On 12/23/2022 at 9:59 PM, Michael Kaiser said:
I'm interested in the performance to decide if it's worth writing faster math functions or just using it.
All day long: It's better and faster to just write faster math functions. All day and in ever way.
But wait! Now I'll completely contradict myself! The reason for this isn't because the math functions are inefficient or slow, it's just that they're generic. As such, it's also a waste of time to try to write a "better math library..." as it will have the same problem of being generic and slow.
What you do is write the math out as much as possible in the first place. Here's an example: Say you have a bunch of on screen things that start from an x,y pixel offset to a base address, as you would have with, say, an X16 app using bitmap graphics to draw stuff. The math is trivial when expressed in C : EffectiveAddr = BaseAddr + (X + (Y *320)) If Base Address is ... say: 0x00000 (The very start of VRAM) and the mode is 320*240, you would be using that calculation everywhere. If you were coding in C, you might just express it as that simple equation all over instead of trying to optimize it. That's a trap of using C, it's so easy to just slap down crazy complicated math, you never stop to think if you could just eliminate the math in the first place.

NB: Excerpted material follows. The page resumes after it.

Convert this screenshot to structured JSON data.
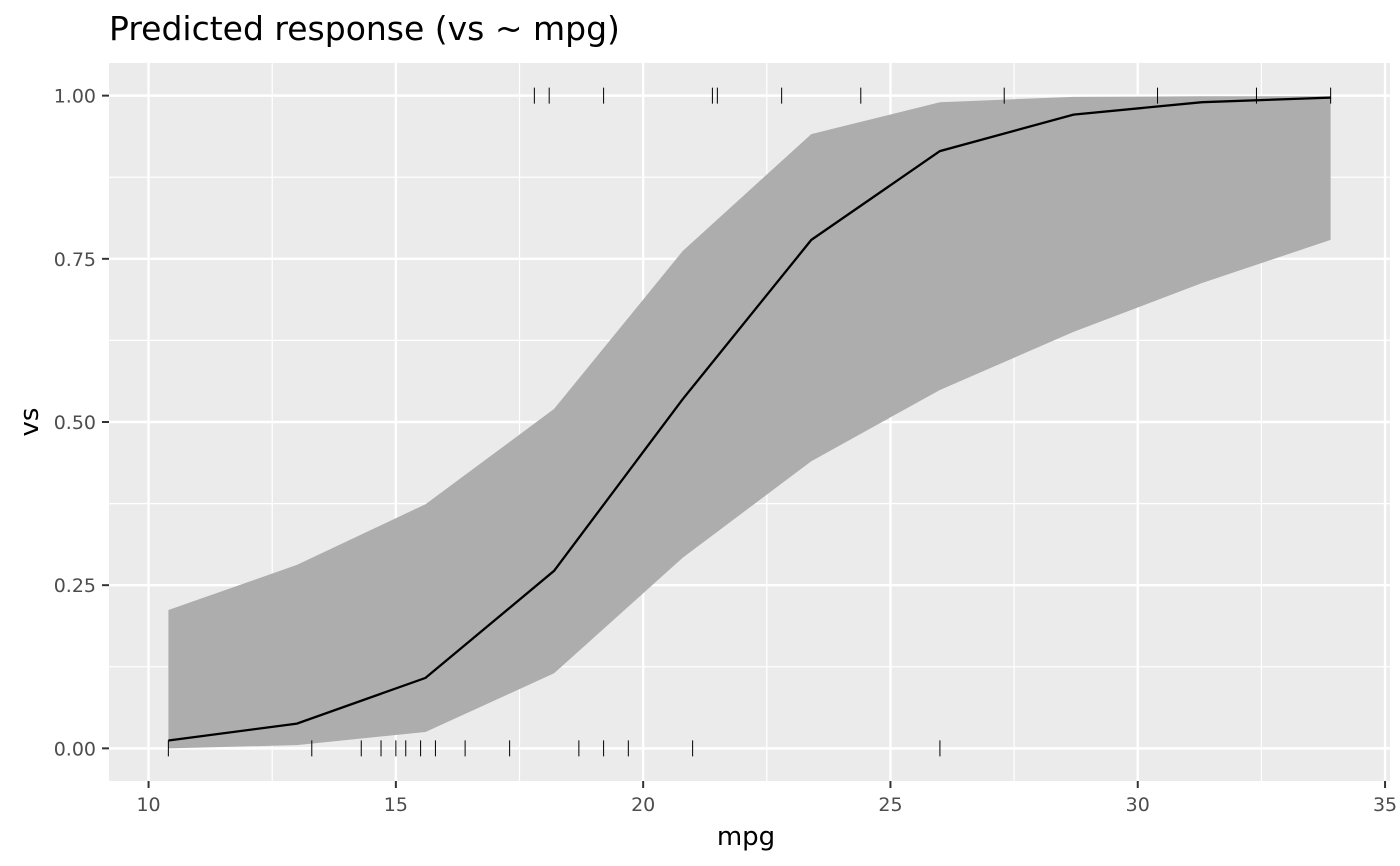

But wait. What if you never change the mode, and as such never change the number of pixels on a row, and also put them in the same x and y location? Well heck, you need almost no math routines at all then. You can just let the compiler do it with:
offset_address = 168+(204*320)
That just creates a constant that represents a 24 bit number that is the calculated address offset for that feature. In code, you can then use three macros to set the base address, add the offset, then apply that to the VERA registers and VERA address / stride. Like this:
mem_SET_IMM_24 VRAM_bitmap, ZP24_R0
math_ADD_IMM_24 offset_address, ZP24_R0
vera_SET_VRAM_ADDR ZP24_R0, 0, $10 ;Addr0, stride 1
As you can see, I'm a big fan of macros. And I'm a fan of simply NOT DOING math I can just avoid completely. The only math in there is a 24 bit add of the offset into the zero page 24 bit temp storage. And if I wanted to... I could have just rolled the offset into the mem_SET macro by adding it to the IMM param: (VRAM_bitmap+(168+(204*320))
So yeah... make ca65 do the math, or store a pre calculated lookup table in a file and just load it. Make a tool in C that stores the table and is never even IN the x16 app.
But when there's no way around it? Then you use a math routine tuned to the exact data sizes you need in assembler. You can START with generic routines to get it to work, then as refactor the code or see that it needs optimization, "eliminate the math" to simplify the routine.